Zombie appliances — What’s got a green complexion and just won’t die? No, it’s not a zombie, it’s those 40-year-old appliances still haunting properties today.

While many prospective buyers don’t actually know roofs, they know outdated appliances when they see them, which can cause them to anxiously wonder what else in the home needs replacing.

The fear buster — If your old, white refrigerator is yellowing like a mummy’s wrappings, or your stovetop is harvest gold, it might be time to update to stainless steel. New appliances can have the exact opposite effect of old ones, sending a reassuring signal that you care about and for the property, potentially making buyers less anxious and more excited. Otherwise, consider adjusting the selling price to compensate.

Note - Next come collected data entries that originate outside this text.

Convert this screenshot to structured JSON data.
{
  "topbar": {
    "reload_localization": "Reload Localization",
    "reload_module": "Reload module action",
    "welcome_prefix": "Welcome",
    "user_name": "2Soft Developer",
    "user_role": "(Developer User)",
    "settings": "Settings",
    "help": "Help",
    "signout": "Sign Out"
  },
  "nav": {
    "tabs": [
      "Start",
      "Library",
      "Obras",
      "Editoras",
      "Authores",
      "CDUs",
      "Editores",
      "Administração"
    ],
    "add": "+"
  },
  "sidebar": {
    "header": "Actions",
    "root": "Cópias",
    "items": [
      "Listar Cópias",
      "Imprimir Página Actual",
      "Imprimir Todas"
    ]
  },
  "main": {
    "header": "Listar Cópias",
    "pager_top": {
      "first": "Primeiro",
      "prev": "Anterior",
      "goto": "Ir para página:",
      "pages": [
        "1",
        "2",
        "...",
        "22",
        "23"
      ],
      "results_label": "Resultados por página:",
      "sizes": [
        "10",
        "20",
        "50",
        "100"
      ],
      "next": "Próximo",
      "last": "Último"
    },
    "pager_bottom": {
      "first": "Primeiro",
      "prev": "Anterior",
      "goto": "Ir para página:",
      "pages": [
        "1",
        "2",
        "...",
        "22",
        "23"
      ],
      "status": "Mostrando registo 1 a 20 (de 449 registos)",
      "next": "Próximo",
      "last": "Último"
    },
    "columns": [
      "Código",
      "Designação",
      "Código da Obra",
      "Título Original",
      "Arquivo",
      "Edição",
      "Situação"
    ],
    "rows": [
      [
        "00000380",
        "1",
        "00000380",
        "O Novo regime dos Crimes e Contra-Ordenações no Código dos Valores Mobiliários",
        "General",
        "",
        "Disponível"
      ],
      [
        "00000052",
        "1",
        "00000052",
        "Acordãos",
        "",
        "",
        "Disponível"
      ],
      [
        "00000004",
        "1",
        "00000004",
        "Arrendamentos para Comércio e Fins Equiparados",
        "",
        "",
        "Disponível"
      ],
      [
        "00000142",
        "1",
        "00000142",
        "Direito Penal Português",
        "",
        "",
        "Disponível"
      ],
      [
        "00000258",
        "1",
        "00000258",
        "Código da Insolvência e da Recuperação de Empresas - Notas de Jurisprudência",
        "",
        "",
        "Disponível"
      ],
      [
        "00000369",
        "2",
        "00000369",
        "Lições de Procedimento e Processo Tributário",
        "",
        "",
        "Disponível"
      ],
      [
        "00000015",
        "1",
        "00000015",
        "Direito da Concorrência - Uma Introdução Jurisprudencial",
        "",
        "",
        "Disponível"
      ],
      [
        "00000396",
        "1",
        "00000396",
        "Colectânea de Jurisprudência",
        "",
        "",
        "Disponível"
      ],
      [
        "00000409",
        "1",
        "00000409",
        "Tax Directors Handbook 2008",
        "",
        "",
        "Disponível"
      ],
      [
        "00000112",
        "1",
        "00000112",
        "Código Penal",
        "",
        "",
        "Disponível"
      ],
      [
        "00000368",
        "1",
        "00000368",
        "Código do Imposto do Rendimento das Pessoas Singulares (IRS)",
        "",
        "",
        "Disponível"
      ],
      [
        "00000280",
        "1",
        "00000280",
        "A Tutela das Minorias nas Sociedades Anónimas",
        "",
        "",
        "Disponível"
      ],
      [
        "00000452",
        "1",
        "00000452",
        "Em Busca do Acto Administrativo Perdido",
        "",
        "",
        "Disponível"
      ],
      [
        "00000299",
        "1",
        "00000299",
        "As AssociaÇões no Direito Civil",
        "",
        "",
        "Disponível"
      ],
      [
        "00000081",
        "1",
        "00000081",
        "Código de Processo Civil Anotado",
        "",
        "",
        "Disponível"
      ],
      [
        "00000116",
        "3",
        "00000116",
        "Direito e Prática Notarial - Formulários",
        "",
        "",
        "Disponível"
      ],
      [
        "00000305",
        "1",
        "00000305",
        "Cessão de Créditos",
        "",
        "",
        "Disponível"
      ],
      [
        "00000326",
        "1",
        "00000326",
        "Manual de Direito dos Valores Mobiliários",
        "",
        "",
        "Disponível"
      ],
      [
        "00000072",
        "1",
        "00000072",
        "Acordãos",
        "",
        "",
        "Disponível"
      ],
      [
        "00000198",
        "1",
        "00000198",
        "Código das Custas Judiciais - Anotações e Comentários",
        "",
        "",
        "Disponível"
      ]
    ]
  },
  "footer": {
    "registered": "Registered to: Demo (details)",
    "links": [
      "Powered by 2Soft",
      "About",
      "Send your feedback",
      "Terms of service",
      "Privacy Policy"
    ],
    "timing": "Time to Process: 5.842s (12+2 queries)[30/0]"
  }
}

Title Terrors — A “title” is the very important document that demonstrates ownership, so title problems can quickly spook buyers away.

For example, conveyance without a recorded deed sometimes happens during transfers between family members, which can later interfere with or even inhibit the sale of your home. Title research can reveal accurate or inaccurate liens, such as a paid-off mortgage that is still showing up as a valid lien on the property, or a “mechanic’s lien” that was filed for work done on the house by a subcontractor.

The fear buster — Just as it is advisable for buyers to get pre-approved for financing, it is advisable for sellers to be similarly proactive with regards to title.

Contact your title company, find out what you must do to prepare for selling, and address any issues promptly. Whether valid or invalid, listed liens must be addressed. It’s better to identify and address any issues early and proactively.

The Ghost of Odors Past — There’s an adage in real estate that says, “If I can smell it, I can’t sell it.” In the fertile imaginations of nervous prospective buyers, a musty smell can quickly evoke images of mold and mildew monsters lurking and spreading behind the walls.

The fear buster — You may have heard the term “noseblind” on those FeBreeze commercials. I looked into it. It’s an actual cognitive adaptation, a real condition! If you’re noseblind to the smell of your home, get an honest opinion from a friend, neighbor or your friendly neighborhood Realtor. Then do whatever you must to tackle mustiness and other odors. Proactively address any mold and mildew buildup, pet urine on the carpet, or smoke odor.

The opposite of a haunted house experience is an inviting house. There’s nothing like entering a house and smelling something like fresh-baked cookies, whether in the form of actual baked goods or scented candles.

Have a happy Halloween, but if you’re going to spook anyone, make sure it’s trick-or-treaters, not prospective home buyers!